Gas, Antitrust boccia corridoio liquidità previsto da Strategia nazionale

ROMA, 8 gennaio (Reuters) - L’Antitrust boccia l’idea di un corridoio per la liquidità del gas costruito sui gasdotti che, attraverso la Svizzera, portano in Italia il gas del Mare del Nord.

Il parere negativo è stato inviato al governo e al Parlamento e pubblicato sul sito dell’organismo di controllo.

L’idea del corridoio è contenuta nel documento governativo Strategia energetica nazionale (Sen) e punta a ridurre il differenziale di prezzo del gas tra il mercato interno e i mercati del Nord Europa, intervenendo sui costi di trasporto lungo la direttrice di adduzione del sistema di gasdotti internazionali Tenp-Transitgas.

Dopo aver lodato il fatto che l’Italia abbia una strategia di lungo periodo nel delicato settore dell’energia, l’Antitrust entra nel merito della proposta.

La Sen prevede che si incarichi un soggetto “regolato di acquisire a prezzo pieno la capacità di trasporto dai detentori della medesima sulle varie tratte del predetto sistema di gasdotti e rivenderla su base ‘bundled’, cioè integrando i servizi delle varie tratte successive, attraverso aste che possano arrivare anche a remunerare al soggetto regolato il solo costo marginale del trasporto”.

Le eventuali perdite verrebbero coperte con un “apposita componente tariffaria a carico dei consumatori”.

In sostanza, il soggetto incaricato dovrebbe acquistare i diritti di trasporto dalle varie società - i produttori di gas o i proprietari dei gasdotti - ai prezzi massimi e poi rivenderli in asta compensando eventuali perdite a spese dei consumatori.

Il governo ha stimato un potenziale risparmio sul prezzo del gas fra i 100 e i 600 milioni. Ma secondo l’Antitrust, non solo non sarebbe certo il risparmio, ma si potrebbe incorrere in una procedura di infrazione per aiuti di Stato da parte della Ue se per gestire il corridoio venisse selezionata Snam.

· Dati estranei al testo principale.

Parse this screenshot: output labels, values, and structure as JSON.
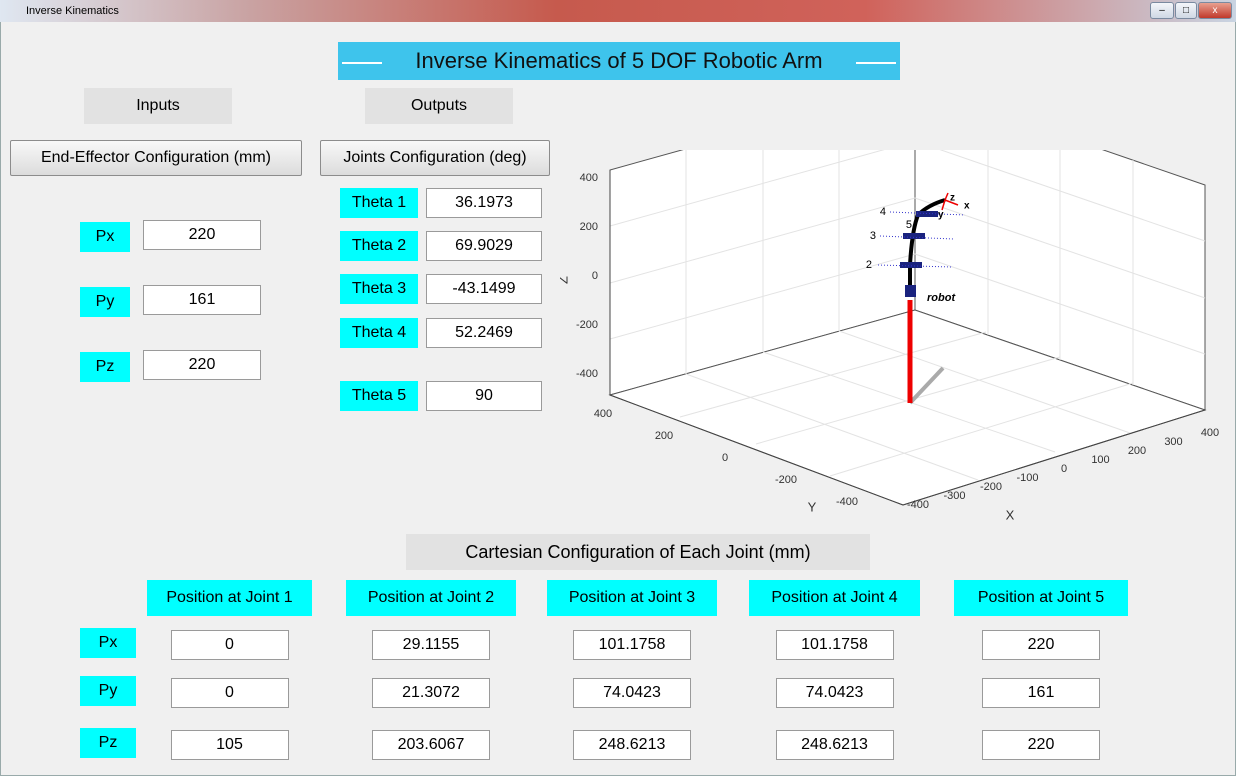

L’autorità fa presente che il progetto prevede costi certi per i consumatori finali a fronte di benefici incerti e comunque non omogenei per le varie categorie di utenti finali.

Se poi la gestione dei diritti fosse affidata a Snam “ne potrebbero risultare violati i principi dell’unbundling”, secondo i quali il gestore della rete non deve svolgere compiti tipici di soggetti attivi in mercati posti a monte o a valle nella medesima filiera produttiva.

E questo, conclude l’Antitrust, “richiederebbe una attenta verifica della compatibilità della misura con la regolazione comunitaria di settore”.